Jumat, 20 Maret 2009

Jalan Hidup Sepetik Bunga

Lihatlah sepetik bunga. Dahulu ia hanyalah kuncup tanpa pesona. Tak ada mata yang melirik. Keberadaannya adalah beban bagi tangkai kecil yang menopangnya. Juga bagi daun, batang, dan akar yang harus bekerja menghidupinya. Dia hidup dalam selimut hijau yang menghijabnya dari sekeliling. Dia tak mengenal dunia, dan dunia pun tak mengenalnya. Hingga jika tidak beruntung, dia akan terinjak hancur oleh kaki-kaki binatang. Atau termakan begitu saja oleh mulut-mulut kelaparan mereka. Kuncup yang tak menarik sama sekali, dan begitulah adanya kuncup. Namun kuncup adalah kotak peyimpanan.
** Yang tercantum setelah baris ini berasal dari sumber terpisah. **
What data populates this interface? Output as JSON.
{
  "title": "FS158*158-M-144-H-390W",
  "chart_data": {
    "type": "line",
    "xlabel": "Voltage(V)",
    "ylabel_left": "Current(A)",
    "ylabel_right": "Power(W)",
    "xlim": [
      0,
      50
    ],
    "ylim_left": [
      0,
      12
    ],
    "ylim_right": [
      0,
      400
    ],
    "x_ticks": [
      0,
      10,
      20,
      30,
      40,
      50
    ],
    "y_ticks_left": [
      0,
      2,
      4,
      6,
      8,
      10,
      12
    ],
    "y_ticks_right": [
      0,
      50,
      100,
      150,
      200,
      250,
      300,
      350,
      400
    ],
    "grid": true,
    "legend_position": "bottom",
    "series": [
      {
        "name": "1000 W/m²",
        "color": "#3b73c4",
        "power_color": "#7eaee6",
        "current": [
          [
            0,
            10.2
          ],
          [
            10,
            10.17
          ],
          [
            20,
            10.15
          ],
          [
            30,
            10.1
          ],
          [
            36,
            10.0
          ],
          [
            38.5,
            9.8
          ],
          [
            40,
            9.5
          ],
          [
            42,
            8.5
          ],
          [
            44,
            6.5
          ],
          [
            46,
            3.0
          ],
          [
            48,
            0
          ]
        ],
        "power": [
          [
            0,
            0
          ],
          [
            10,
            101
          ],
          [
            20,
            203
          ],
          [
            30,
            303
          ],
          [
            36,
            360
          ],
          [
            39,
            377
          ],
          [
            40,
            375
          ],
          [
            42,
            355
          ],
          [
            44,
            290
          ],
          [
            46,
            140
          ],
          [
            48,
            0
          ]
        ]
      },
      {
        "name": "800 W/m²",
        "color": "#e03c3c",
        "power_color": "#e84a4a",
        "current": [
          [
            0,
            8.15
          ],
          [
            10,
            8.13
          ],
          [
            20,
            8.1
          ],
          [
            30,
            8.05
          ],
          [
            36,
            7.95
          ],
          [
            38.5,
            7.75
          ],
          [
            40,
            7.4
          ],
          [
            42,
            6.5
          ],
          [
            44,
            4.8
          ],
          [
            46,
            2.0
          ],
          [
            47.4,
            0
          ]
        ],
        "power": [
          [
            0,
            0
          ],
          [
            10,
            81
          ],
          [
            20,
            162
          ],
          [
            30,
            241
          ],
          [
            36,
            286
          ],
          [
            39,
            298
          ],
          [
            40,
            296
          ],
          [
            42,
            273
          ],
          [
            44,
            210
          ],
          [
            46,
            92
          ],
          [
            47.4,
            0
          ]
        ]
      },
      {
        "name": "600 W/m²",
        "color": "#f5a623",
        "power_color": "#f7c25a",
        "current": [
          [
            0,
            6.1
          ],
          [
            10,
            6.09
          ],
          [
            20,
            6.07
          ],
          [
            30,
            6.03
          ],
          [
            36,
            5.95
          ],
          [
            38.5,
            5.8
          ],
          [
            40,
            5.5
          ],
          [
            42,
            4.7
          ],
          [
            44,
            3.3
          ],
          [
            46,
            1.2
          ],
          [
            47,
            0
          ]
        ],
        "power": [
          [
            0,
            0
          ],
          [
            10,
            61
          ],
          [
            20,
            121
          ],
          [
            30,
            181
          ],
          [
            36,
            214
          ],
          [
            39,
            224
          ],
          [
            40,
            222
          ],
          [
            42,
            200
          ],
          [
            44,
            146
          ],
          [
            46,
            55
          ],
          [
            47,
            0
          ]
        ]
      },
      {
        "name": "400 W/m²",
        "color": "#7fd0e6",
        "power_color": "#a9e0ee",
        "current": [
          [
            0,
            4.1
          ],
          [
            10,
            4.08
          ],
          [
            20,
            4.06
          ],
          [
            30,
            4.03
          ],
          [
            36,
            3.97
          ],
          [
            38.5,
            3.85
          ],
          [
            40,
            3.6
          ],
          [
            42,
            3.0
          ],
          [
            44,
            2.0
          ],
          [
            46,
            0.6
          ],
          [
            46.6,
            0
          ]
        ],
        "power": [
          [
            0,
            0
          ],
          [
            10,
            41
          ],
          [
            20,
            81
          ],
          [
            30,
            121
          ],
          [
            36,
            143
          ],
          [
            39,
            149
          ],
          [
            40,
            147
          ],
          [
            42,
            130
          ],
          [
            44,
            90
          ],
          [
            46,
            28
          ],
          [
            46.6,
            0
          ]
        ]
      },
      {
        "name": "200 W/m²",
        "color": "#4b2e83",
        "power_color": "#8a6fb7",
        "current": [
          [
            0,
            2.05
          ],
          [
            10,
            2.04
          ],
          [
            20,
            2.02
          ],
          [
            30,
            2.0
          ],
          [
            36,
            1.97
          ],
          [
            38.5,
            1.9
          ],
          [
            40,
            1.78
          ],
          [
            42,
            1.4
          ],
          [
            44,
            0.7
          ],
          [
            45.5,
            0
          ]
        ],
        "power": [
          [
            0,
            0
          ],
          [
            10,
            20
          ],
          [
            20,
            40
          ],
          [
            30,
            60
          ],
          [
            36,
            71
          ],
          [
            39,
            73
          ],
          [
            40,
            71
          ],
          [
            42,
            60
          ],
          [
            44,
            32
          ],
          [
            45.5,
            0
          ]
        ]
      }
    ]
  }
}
Suatu hari terbukalah kuncup itu. Menyingkap keindahan yang menyapa dunia. Berseri, itulah bunga. Harumnya semerbak, mengundang setiap makhluk mendekat. Menghiasai padang rumput dengan warna-warninya bagaikan kaca-kaca berkilauan yang menguraikan cahaya matahari. Atau pecahan-pecahan pelangi yang turun ke daratan. Mahkotanya dicari untuk melambangkan cinta, kedamaian, dan persaudaraan. Kemudian lebah menghampirinya karena sang bunga menyimpan bahan pembuat sebaik-baik makanan, yaitu madu. Keindahannya mengundang keindahan lain, kupu-kupu bertaburan. Kini jika seseorang hendak mengambilnya, dia akan memetiknya dengan penuh kelembutan tanpa menyakiti.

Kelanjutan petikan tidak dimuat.